Economic Tensions Rise Between Mexico and US

Marcelo Ebrard's recent visit to Washington aimed to mitigate steel and aluminum tariffs imposed by Trump. However, an agreement remains elusive, raising concerns in Mexican industries.


Economic Tensions Rise Between Mexico and US

The Secretary of Economy of Mexico, Marcelo Ebrard, traveled to Washington seeking to avoid the tariffs that the United States plans to impose on Mexican steel and aluminum. Despite his efforts, no clear agreement was reached with the U.S. government. According to Mateo Diego-Fernández, partner at AGON and T-MEC panelist, the situation regarding the tariffs that would take effect on March 12 remains to be defined.

The 25 percent tariffs will affect most Mexican exports to the United States, except for products covered by the T-MEC. This means that goods not meeting the origin rules of the treaty could face additional tariffs. In particular, the Mexican automotive industry would be impacted, as a significant percentage of light vehicles and auto parts do not comply with the established origin rules.
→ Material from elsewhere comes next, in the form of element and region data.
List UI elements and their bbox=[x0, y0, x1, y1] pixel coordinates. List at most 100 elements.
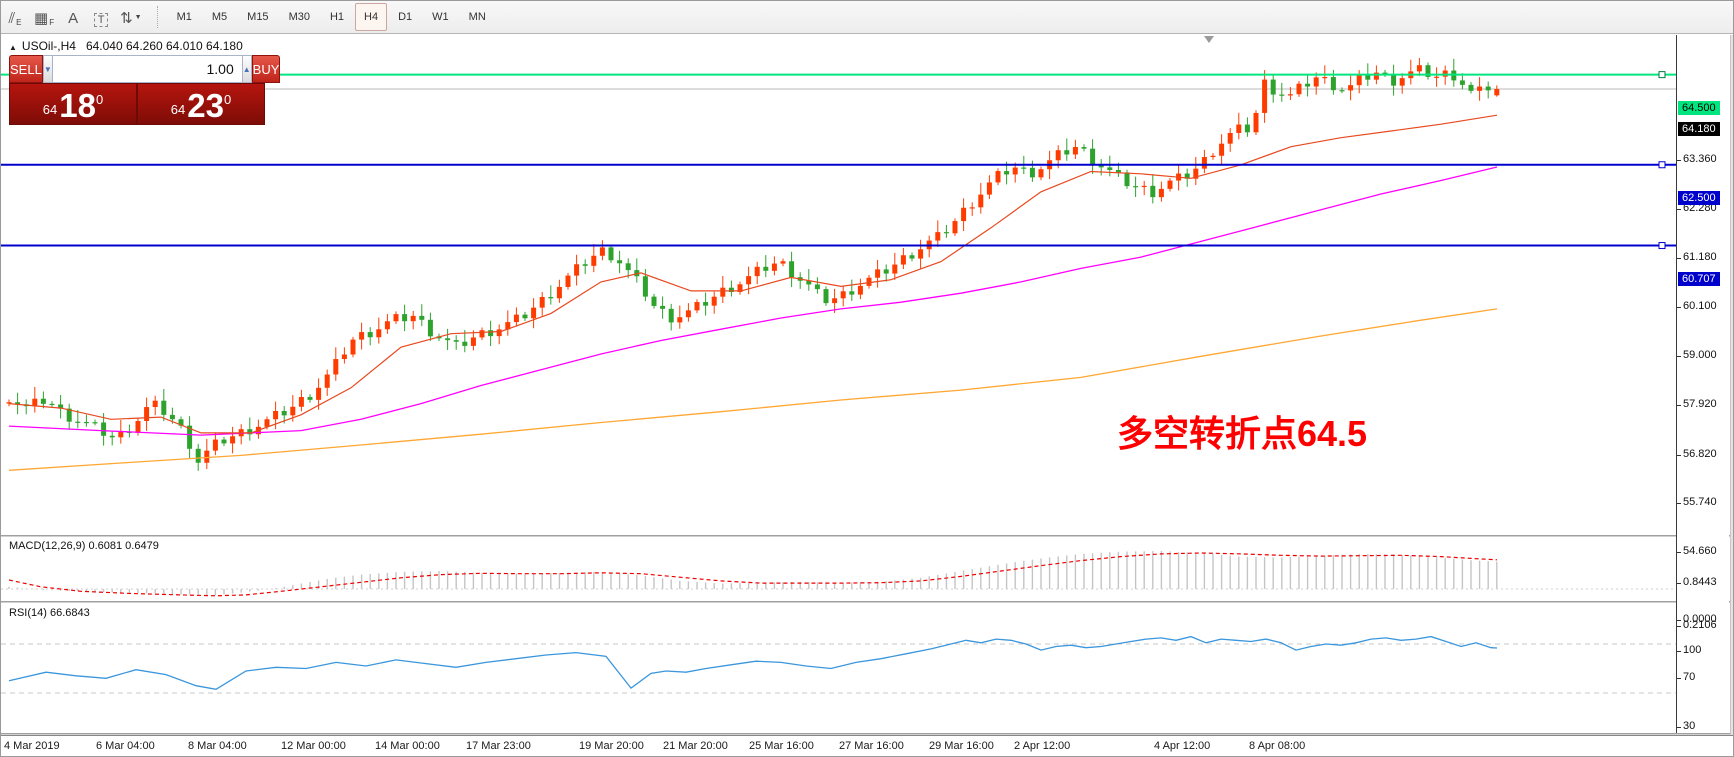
candle-body bbox=[419, 315, 425, 320]
volume-decrease-button[interactable]: ▼ bbox=[42, 55, 53, 83]
candle-body bbox=[384, 321, 390, 330]
hline-handle[interactable] bbox=[1658, 161, 1666, 169]
volume-input[interactable] bbox=[52, 55, 242, 83]
candle-body bbox=[1494, 89, 1500, 96]
candle-body bbox=[1038, 169, 1044, 178]
candle-body bbox=[1133, 186, 1139, 188]
tab-m5[interactable]: M5 bbox=[211, 11, 228, 23]
time-scale[interactable]: 4 Mar 2019 6 Mar 04:00 8 Mar 04:00 12 Mar 0… bbox=[1, 735, 1733, 756]
candle-body bbox=[1201, 157, 1207, 169]
candle-body bbox=[1141, 185, 1147, 188]
candle-body bbox=[703, 302, 709, 306]
candle-body bbox=[187, 425, 193, 449]
candle-body bbox=[221, 439, 227, 444]
candle-body bbox=[161, 400, 167, 415]
chart-window[interactable]: ▲ USOil-,H4 64.040 64.260 64.010 64.180 SE… bbox=[1, 35, 1733, 756]
tab-mn[interactable]: MN bbox=[468, 11, 486, 23]
bid-quote[interactable]: 64 18 0 bbox=[42, 87, 104, 124]
candle-body bbox=[135, 420, 141, 433]
tab-m30[interactable]: M30 bbox=[288, 11, 310, 23]
candle-body bbox=[66, 408, 72, 422]
candle-body bbox=[1434, 76, 1440, 78]
candle-body bbox=[316, 387, 322, 400]
candle-body bbox=[1442, 70, 1448, 77]
chevron-down-icon[interactable]: ▼ bbox=[134, 13, 142, 21]
candle-body bbox=[737, 284, 743, 292]
candle-body bbox=[1296, 83, 1302, 95]
tab-m15[interactable]: M15 bbox=[247, 11, 269, 23]
candle-body bbox=[995, 171, 1001, 183]
candle-body bbox=[1055, 150, 1061, 161]
tab-h1[interactable]: H1 bbox=[329, 11, 345, 23]
tab-d1[interactable]: D1 bbox=[398, 11, 413, 23]
macd-panel-separator[interactable] bbox=[1, 535, 1733, 537]
rsi-panel-separator[interactable] bbox=[1, 601, 1733, 603]
scale-tick-label: 54.660 bbox=[1683, 545, 1717, 558]
date-label: 25 Mar 16:00 bbox=[749, 740, 814, 752]
candle-body bbox=[806, 280, 812, 285]
right-scrollbar-strip[interactable] bbox=[1730, 35, 1733, 756]
candle-body bbox=[359, 332, 365, 340]
candle-body bbox=[1012, 167, 1018, 175]
scale-tick bbox=[1677, 160, 1681, 161]
candle-body bbox=[264, 419, 270, 427]
candle-body bbox=[427, 319, 433, 337]
scale-tick bbox=[1677, 258, 1681, 260]
candle-body bbox=[814, 284, 820, 290]
candle-body bbox=[642, 276, 648, 297]
candle-body bbox=[470, 337, 476, 346]
hline-handle[interactable] bbox=[1658, 242, 1666, 250]
text-label-icon[interactable]: A bbox=[68, 10, 79, 27]
candle-body bbox=[204, 450, 210, 463]
quote-divider bbox=[136, 84, 138, 124]
ask-quote[interactable]: 64 23 0 bbox=[170, 87, 232, 124]
text-icon[interactable]: T bbox=[88, 5, 114, 29]
hline-price-label: 64.500 bbox=[1678, 100, 1720, 115]
tab-w1[interactable]: W1 bbox=[432, 11, 449, 23]
tab-m1[interactable]: M1 bbox=[176, 11, 192, 23]
equidistant-channel-icon[interactable]: ⫽ E bbox=[8, 10, 22, 27]
fibonacci-icon[interactable]: ▦ F bbox=[34, 10, 55, 27]
candle-body bbox=[608, 247, 614, 261]
candle-body bbox=[694, 302, 700, 311]
hline-handle[interactable] bbox=[1658, 71, 1666, 79]
candle-body bbox=[1219, 143, 1225, 156]
scale-tick-label: 30 bbox=[1683, 720, 1696, 732]
collapse-panel-icon[interactable]: ▲ bbox=[9, 43, 17, 52]
buy-button[interactable]: BUY bbox=[251, 55, 281, 83]
scale-tick bbox=[1677, 454, 1681, 456]
main-chart-canvas[interactable] bbox=[1, 35, 1676, 535]
candle-body bbox=[1115, 169, 1121, 173]
candle-body bbox=[565, 275, 571, 287]
arrows-icon[interactable]: ⇅ ▼ bbox=[120, 10, 142, 27]
candle-body bbox=[1227, 132, 1233, 144]
tab-h4[interactable]: H4 bbox=[355, 3, 388, 31]
chart-text-annotation[interactable]: 多空转折点64.5 bbox=[1117, 413, 1368, 454]
candle-body bbox=[1021, 167, 1027, 169]
candle-body bbox=[832, 298, 838, 304]
rsi-canvas[interactable] bbox=[1, 603, 1676, 733]
rsi-line bbox=[8, 635, 1498, 690]
sell-button[interactable]: SELL bbox=[9, 55, 43, 83]
candle-body bbox=[83, 421, 89, 424]
candle-body bbox=[230, 436, 236, 444]
date-label: 19 Mar 20:00 bbox=[579, 740, 644, 752]
chart-shift-marker[interactable] bbox=[1204, 36, 1214, 43]
candle-body bbox=[728, 287, 734, 292]
candle-body bbox=[92, 422, 98, 424]
candle-body bbox=[479, 330, 485, 338]
macd-canvas[interactable] bbox=[1, 537, 1676, 601]
candle-body bbox=[247, 429, 253, 435]
candle-body bbox=[866, 277, 872, 286]
candle-body bbox=[1330, 77, 1336, 91]
candle-body bbox=[720, 287, 726, 297]
candle-body bbox=[840, 291, 846, 299]
candle-body bbox=[1416, 65, 1422, 72]
scale-tick bbox=[1677, 626, 1681, 627]
candle-body bbox=[1313, 77, 1319, 87]
candle-body bbox=[6, 402, 12, 404]
volume-increase-button[interactable]: ▲ bbox=[241, 55, 252, 83]
price-scale[interactable]: 63.360 62.280 61.180 60.100 59.000 57.920 56.8… bbox=[1677, 35, 1729, 756]
scale-tick-label: 0.2106 bbox=[1683, 619, 1717, 631]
Given this situation, there is a need for Mexico to take measures in response to the tariffs imposed by the United States, considering economic and political aspects. While the tariffs could benefit metal plants in U.S. territory, they would also create negative effects on Mexican steel products, raising prices for manufacturers that rely on these materials.

U.S. President Donald Trump has decided to impose a 25 percent tariff on imports of steel and aluminum, raising concerns in the Mexican economy. Although a pause was agreed upon for the application of these tariffs on products covered by the T-MEC, a reciprocal imposition of tariffs is expected to begin on April 2. Trump's order does not provide exceptions for Canada and Mexico, despite both countries being important suppliers of steel and aluminum to the United States.